Our family has been vegetarian for over a year now, and to be honest, going over 12 months without meat has been no sacrifice.
We get our protein from beans, seeds, green vegetables, nuts, dairy products, and whole grains.
And when I say “whole grains,” I’m mainly referring to wheat; in other words… the now-stigmatized “gluten.”
Most of our meals are Italian or Mexican inspired, relying on whole-grain pasta or bread of some sort. While we’ve consumed zero meat products since December 2012, we’ve eaten our fair share of gluten.
Fortunately, gluten is not an allergen for our family. However, there is a marketable demographic in America who does have some sort of allergic reaction to gluten foods, including wheat.
Here recently, I’ve even noticed how the phrase “gluten-free” has become a marketing tool. (At least it’s not as illegitimate and misleading in the way that often pink ribbons are marketed to sell products that are actually linked to promoting cancer and disease.)
For example, I’ve seen “gluten-free” on the package of a 2 liter bottle of soda; as if the massive amount of refined sugar wasn’t a health issue.
America’s awareness of gluten has become so high that now Play-Doh has evidently felt liable to address it on their packaging in huge all-caps:
“NOTICE TO PARENTS: CONTAINS WHEAT.”
In a smaller font, an additional warning reads, “Fun to play with, but not to eat.”

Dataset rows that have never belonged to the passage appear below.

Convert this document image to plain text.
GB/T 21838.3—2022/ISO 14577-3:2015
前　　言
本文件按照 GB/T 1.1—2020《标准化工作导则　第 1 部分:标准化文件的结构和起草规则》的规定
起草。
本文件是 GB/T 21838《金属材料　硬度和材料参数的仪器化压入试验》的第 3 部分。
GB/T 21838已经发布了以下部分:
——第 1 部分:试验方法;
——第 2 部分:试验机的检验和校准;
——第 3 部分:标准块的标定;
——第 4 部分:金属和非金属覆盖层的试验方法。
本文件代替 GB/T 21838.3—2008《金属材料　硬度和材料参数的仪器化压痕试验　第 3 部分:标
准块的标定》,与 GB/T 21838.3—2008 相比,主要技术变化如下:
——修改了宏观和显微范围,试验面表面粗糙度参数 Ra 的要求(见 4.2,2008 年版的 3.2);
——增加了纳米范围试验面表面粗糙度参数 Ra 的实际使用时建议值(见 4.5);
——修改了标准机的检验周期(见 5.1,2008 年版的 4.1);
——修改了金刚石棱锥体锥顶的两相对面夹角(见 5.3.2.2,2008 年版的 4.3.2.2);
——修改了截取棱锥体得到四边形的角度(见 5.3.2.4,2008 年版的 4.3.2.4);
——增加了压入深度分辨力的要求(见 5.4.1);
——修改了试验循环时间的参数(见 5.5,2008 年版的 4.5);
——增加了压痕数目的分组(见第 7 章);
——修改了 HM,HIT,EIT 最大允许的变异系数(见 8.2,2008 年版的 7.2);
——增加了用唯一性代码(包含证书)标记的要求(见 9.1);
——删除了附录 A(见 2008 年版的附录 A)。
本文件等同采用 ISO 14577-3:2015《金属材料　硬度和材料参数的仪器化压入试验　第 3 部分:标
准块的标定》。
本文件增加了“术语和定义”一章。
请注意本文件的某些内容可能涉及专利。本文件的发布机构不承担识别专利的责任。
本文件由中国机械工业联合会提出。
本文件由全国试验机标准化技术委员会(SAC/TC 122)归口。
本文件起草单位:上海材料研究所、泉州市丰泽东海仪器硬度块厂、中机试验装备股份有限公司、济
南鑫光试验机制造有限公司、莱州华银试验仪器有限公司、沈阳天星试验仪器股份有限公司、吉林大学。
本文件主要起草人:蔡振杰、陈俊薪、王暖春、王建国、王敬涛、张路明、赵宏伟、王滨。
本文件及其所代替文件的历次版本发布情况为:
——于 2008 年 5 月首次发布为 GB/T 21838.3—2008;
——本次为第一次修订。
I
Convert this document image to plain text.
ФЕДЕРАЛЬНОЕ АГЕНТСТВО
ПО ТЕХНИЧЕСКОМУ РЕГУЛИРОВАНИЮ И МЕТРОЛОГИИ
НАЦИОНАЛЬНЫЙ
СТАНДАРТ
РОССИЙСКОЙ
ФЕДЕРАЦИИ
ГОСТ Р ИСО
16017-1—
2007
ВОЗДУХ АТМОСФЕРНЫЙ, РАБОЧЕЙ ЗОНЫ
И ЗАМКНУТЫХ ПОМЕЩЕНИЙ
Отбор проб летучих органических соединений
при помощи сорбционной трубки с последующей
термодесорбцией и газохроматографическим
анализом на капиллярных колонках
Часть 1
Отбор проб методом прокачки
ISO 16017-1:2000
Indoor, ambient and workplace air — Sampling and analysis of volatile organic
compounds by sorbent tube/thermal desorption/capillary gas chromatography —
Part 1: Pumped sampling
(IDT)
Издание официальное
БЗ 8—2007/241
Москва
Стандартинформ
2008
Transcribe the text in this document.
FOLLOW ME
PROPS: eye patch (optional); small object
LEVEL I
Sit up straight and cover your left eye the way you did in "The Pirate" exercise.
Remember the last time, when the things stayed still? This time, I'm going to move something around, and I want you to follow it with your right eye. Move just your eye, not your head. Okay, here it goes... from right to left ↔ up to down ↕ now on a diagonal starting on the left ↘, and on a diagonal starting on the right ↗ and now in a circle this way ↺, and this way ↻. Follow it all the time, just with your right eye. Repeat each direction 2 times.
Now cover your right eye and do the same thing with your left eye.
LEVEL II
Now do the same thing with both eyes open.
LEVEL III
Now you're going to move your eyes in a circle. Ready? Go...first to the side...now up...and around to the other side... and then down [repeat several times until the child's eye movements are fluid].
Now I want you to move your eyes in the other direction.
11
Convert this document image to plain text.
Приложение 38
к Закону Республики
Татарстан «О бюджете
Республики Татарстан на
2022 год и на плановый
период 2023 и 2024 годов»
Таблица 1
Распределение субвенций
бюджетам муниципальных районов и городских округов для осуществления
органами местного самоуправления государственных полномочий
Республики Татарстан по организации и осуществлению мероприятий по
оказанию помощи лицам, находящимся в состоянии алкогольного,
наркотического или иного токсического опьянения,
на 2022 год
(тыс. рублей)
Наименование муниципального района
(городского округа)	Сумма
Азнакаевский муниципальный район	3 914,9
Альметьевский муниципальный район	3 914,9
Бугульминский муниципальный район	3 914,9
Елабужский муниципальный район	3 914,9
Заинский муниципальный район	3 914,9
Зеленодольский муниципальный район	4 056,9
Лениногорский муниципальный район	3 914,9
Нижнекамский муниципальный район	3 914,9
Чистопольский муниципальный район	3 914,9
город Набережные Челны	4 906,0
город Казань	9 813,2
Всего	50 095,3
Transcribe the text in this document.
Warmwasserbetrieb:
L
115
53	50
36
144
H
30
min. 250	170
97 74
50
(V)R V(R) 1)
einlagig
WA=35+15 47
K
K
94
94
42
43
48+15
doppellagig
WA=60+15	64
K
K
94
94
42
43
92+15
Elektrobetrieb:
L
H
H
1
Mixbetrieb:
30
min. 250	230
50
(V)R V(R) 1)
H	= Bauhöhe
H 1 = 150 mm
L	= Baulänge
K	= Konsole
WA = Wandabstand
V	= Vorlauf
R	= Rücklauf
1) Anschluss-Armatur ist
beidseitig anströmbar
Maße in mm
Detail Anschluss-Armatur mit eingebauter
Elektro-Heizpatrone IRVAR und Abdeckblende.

So while it’s common knowledge that Play-Doh is a toy, not a food, Hasbro has to play it safe with their product, beyond it being non-toxic.
Now, they have to indirectly address the fact that it’s not gluten free; in the event a child with a gluten allergy eats the stuff.
It makes me wonder, is there a market for gluten-free Play-Doh? The answer is yes; I know this because I Googled it.
However, none of the products available were actually Play-Doh products. Instead, they are made by companies that not many people have heard of… yet.
I’m really curious if Hasbro (who makes Play-Doh) will decide to claim their share of the gluten-free Play-Doh market…
Honestly, I don’t know what’s funnier: The fact that Play-Doh has a warning on their product that it contains wheat, or imagining in the near future seeing an advertisement for gluten-free Play-Doh, though Play-Doh is technically a toy, not a food.
Either way, I’m convinced there is a marketing team at the Hasbro headquarters in Pawtucket, Rhode Island that has already at least one meeting about gluten-free Play-Doh.